Leading by example helps establish the relationships necessary to build social capital to lead an organization. Just as it takes time to build those relationships, teacher leaders need time to learn and implement leadership moves. By the 2022-2023 school year, we had established the necessary credibility and vision with ILT to put a big ask on the table: Common Department Assessments. This too was a WASC goal set before the pandemic and one we wanted to return to. Teachers nodded in agreement as they now knew that, through our work together over the past two years, it was an important step to creating equitable student experiences. Something that three years ago caused bristling now inspired curiosity. Our comfort with the Public Learning protocol gave space for teacher leaders to ask questions about how they were going to lead their departments rather than question the task and the Supportive Challenge framework enabled them to push one another with care to meet this high expectation for one another.

As an instructional leader, I sat with the Math Department for several meetings to get in the weeds about the new curriculum they agreed on. Historically, this focus on curriculum divorced from student experience would be viewed as an equity distractor, but our goal was simple: how can we agree on a common assessment to ensure that we’re able to measure instructional proficiency across classrooms? Because of our work of centering the student experience previously, this focus on curriculum and planning was not a distractor but the right next step conversation in our process. That year the department was able to establish common assessments and curriculum for the Algebra I classes and were ready to move to Geometry next. The time was well spent and deeply focused.

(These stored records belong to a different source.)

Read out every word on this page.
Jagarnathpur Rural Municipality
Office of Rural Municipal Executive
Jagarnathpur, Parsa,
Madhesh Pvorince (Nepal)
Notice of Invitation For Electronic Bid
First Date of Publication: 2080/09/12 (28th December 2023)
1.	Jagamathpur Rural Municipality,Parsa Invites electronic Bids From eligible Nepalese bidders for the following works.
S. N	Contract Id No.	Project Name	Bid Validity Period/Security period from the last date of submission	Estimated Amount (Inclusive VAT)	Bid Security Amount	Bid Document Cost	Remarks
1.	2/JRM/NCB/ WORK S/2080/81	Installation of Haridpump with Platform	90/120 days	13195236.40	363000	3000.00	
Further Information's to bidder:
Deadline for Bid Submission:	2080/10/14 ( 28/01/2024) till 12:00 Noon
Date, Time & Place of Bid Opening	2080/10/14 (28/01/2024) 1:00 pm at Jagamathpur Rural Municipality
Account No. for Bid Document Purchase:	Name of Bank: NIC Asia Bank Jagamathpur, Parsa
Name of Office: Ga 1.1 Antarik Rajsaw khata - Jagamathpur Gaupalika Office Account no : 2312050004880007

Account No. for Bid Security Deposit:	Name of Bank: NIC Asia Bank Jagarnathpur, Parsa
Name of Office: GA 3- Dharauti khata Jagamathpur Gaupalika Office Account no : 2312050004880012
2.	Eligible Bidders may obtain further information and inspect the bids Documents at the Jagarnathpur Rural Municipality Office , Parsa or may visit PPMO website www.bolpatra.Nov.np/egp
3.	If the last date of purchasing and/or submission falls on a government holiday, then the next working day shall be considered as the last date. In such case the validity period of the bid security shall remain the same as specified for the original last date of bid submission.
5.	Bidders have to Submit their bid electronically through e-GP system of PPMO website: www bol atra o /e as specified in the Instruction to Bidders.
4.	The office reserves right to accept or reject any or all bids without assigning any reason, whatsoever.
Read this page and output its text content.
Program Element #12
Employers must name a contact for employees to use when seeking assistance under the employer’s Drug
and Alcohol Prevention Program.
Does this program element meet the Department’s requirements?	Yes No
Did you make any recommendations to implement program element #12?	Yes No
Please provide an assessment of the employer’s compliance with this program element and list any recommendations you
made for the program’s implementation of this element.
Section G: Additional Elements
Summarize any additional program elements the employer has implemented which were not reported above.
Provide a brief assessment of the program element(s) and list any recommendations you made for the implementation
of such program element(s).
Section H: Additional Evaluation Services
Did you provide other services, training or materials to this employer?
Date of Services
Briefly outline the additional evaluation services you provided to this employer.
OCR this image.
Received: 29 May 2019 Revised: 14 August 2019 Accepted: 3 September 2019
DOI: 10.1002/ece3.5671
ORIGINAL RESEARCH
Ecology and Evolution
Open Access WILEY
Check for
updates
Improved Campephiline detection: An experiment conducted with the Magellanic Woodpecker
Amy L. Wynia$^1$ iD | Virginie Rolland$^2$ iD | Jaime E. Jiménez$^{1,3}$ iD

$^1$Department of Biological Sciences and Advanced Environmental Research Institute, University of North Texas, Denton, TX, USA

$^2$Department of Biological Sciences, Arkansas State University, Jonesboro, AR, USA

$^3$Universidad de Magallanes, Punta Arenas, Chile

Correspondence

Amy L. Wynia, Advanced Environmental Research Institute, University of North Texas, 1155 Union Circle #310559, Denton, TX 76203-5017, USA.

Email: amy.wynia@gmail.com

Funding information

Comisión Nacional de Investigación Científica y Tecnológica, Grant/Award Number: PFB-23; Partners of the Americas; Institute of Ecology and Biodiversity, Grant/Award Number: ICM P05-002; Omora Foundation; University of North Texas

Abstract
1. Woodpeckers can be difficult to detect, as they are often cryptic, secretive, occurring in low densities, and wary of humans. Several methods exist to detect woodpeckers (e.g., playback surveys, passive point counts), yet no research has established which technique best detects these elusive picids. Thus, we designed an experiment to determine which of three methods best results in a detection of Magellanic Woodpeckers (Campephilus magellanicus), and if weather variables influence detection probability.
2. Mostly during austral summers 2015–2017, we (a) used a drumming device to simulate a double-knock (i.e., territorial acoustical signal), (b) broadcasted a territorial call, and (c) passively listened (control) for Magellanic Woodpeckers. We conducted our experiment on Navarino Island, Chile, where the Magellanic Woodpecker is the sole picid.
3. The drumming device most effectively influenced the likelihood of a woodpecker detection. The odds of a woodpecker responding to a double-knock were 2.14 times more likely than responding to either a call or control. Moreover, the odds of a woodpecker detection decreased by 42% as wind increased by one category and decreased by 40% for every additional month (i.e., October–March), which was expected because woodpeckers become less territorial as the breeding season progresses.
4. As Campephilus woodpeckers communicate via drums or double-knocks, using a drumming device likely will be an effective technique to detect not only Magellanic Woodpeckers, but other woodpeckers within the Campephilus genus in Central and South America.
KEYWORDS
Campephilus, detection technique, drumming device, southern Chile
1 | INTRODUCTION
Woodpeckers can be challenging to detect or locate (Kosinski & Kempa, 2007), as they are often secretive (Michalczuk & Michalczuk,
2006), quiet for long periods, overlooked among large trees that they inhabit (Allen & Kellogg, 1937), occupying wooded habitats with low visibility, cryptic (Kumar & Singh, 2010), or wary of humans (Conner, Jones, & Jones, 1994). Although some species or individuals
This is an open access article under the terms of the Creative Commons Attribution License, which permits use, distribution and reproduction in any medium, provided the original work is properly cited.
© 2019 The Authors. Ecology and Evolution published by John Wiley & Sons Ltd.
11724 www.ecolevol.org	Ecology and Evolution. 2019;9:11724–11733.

By the end of the 22-23 school year, each department had a common assessment and some were already implementing it with students. I didn’t design the assessment. I helped guide the experience in the room to focus their instructional knowledge and experience into something that’s relevant and rigorous for students. At our final staff meeting of the year, teacher leaders proudly shared about the accomplishments of their department and our instructional alignment was clear. Our school was aligned and we were feeling a greater sense of buy-in and collective efficacy.

My Next Steps as a Leader

The greatest privilege of being an administrator is deciding how to spend your day. Sometimes we get pulled in several directions at once, but our charge is to monitor and support instruction to ensure that every child has access to a high-quality education. I tell teachers that I’m most happy in a classroom. As a former Special Education teacher I had the privilege of working in dozens of classrooms. There’s endless possibility in our classrooms, but administrators have to have the courage to listen to our teachers unconditionally and manage with precision to ensure that the support we provide is driven by a value of equity.

I’m now embarking on the next step of my leadership journey as a new high school principal. Moving forward I’m leading with the question, “How am I centering my values within a framework of distributive leadership to empower design thinking and sustain equity in service of students?”

Jacob Gran is the new Principal at Archie Williams High School in Tamalpais Union High School District. He’s worked in high schools for 10 years as a Special Education Teacher, Instructional Coach, and Assistant Principal. Currently, he is pursuing his Doctorate with USC’s Rossier School of Education. He has a deep passion for understanding how systems and team dynamics create equitable and sustainable outcomes for our schools. When not at school, you’ll find Jacob with his family and dogs enjoying some sunshine in their garden.